Fully healthy for the first time in years, Bynum cut down on foul trouble and was able to stay on the court and make a major impact for the Lakers.
He averaged 18.7 points, 11.8 rebounds, 1.4 assists and 1.9 blocks per game while shooting 55.8 percent from the field last season, numbers that easily cemented him as a top three center in this league.
He became the Western Conference's starting All-Star center and appears poised to fill that role for a long time to come.
However, despite his breakout campaign, there is still talk of the Lakers dealing Andrew Bynum this offseason. With Dwight Howard's tenure in Orlando likely over and the Nets possessing little cap space, L.A. has again emerged as a potential landing spot for the three-time Defensive Player of the Year, but while Howard is undoubtedly a great player, the team simply must roll the dice with Bynum.
He's been in the league for seven years, so it's easy to forget that Bynum is still only 24. Sure, he has dealt with more than his share of injuries, but his performance last season and in the playoffs proves that his knee troubles have not slowed down his game or reduced his effectiveness.
As a scorer, Bynum is actually much more polished than Dwight Howard. He has a solid set of low-post moves and can score with his back to the basket easily. He does not rely merely on overpowering his opponent, and has even shown that he can hit a mid-range shot when necessary.

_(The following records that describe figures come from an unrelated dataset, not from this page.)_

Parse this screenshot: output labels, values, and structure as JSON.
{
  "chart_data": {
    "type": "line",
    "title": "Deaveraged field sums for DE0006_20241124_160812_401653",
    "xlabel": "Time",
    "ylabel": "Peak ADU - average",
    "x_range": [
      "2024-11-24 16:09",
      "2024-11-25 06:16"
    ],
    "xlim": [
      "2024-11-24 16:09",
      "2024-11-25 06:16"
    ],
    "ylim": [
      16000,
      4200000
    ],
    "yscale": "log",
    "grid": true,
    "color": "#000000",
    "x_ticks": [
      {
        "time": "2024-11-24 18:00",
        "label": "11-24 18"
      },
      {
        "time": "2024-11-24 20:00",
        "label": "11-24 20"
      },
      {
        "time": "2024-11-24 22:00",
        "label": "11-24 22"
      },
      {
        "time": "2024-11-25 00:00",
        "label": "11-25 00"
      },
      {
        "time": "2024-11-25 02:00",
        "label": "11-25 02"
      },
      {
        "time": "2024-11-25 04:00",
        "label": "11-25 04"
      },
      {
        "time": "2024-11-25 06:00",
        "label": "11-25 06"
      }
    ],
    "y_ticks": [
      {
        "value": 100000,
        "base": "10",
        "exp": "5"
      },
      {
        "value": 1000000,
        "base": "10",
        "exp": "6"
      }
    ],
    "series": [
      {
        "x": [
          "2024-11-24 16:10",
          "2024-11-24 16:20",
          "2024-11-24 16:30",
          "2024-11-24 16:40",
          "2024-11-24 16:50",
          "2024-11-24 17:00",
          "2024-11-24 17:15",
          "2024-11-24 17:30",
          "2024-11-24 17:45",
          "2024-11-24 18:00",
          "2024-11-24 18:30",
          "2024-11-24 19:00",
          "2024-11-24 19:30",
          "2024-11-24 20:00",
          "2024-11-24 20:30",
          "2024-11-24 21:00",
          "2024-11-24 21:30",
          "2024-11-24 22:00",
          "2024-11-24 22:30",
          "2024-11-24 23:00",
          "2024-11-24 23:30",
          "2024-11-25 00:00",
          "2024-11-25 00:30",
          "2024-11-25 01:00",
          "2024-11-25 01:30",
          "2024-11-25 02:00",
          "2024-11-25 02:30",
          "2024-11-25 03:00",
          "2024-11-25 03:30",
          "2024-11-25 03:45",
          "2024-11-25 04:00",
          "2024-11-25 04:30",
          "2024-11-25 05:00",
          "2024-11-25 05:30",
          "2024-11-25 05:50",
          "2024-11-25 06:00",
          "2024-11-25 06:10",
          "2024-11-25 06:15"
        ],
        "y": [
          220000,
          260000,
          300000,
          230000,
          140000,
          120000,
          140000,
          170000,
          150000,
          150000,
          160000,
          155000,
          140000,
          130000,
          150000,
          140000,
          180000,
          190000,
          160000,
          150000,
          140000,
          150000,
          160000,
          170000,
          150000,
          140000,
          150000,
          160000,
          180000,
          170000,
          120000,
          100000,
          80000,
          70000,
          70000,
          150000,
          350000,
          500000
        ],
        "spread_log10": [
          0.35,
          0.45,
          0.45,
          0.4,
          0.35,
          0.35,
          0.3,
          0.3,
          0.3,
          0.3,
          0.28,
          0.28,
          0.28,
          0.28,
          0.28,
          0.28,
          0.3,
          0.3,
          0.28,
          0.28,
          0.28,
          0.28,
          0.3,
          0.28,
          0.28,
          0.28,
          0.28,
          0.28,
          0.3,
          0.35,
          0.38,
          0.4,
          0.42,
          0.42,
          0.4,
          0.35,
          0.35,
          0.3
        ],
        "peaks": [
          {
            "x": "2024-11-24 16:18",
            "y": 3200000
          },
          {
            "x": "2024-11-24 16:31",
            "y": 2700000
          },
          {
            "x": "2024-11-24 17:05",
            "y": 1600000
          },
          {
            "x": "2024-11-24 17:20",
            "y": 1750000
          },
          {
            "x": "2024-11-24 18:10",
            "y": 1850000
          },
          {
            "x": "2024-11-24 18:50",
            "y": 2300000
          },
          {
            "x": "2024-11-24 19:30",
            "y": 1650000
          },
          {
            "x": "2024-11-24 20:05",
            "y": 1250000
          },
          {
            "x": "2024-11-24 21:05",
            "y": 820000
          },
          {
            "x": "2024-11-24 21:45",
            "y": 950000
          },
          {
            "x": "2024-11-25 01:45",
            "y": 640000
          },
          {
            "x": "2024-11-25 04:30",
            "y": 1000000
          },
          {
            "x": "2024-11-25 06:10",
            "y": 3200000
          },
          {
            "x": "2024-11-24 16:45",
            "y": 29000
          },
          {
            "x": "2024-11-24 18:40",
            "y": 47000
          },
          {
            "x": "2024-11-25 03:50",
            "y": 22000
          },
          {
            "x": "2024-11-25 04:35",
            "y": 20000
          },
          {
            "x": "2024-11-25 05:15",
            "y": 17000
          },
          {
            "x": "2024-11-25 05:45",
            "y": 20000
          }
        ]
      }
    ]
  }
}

Though he shouldn't be taking threes, Bynum is a decent shooter and can actually capitalize on how often he ends up on the free-throw line. He shot 69.2 percent from the charity stripe in the regular season, and upped that to 78.3 percent in the postseason.
With Steve Nash now in tow, Bynum should be an even better scoring option. He is absolutely unstoppable rolling to the basket and has never played with an elite point guard who can maximize his effectiveness and get him the ball in his spots. There is no reason to think Bynum won't be averaging 20+ points per game in 2012-2013.
Defensively, he is a nightmare purely because of his frame and his strength. It is nearly impossible to bully Bynum on the block and he has improved as a shot blocker throughout his career.
The Lakers were a tough defensive team last season, and Bynum was their anchor in the paint. He proved to be an effective help defender and absolutely dominated in the playoffs, blocking 3.1 shots per contest.
He still needs to work on reacting to double teams, but Bynum is improving as a passer and if he can continue to develop this aspect of his game, he could be practically impossible to guard.
The main knock on Bynum has been his maturity, but with the exception of an incident or two last season, he showed some nice growth last season. Even if he occasionally has a mental lapse, it is hard to argue someone like Howard is more mature with his constant flip-flopping and trade demands.
Los Angeles is an older team and Bynum is one of the few young pieces they actually have; he is a free agent next summer and will garner some serious offers on the open market. The Lakers hold a serious advantage in signing him over other teams because they hold his Bird Rights and can offer him a more lucrative deal than anyone else.
Another thing to consider is that Bynum simply loves playing in L.A. Howard has shown no interest in staying with the Lakers should he be traded, but Bynum could be the team's dominant big man for the next decade.
It is simply too big of a risk to bring in a player who could bolt after next season when they can retain Bynum, who has shown a love for the city and the culture of Los Angeles Lakers basketball.
It would undoubtedly be tempting for Mitch Kupchak and the Lakers' front office to field offers for Bynum, but considering that he has not yet reached his prime and has proven to be an absolute beast in the paint, the team must keep Andrew Bynum with the team at all costs.
Sure, there is the possibility he tweaks his knee or makes another knucklehead decision, but Bynum has the physical tools and skills to be the league's top center, and dealing him would be a very shortsighted move by Los Angeles.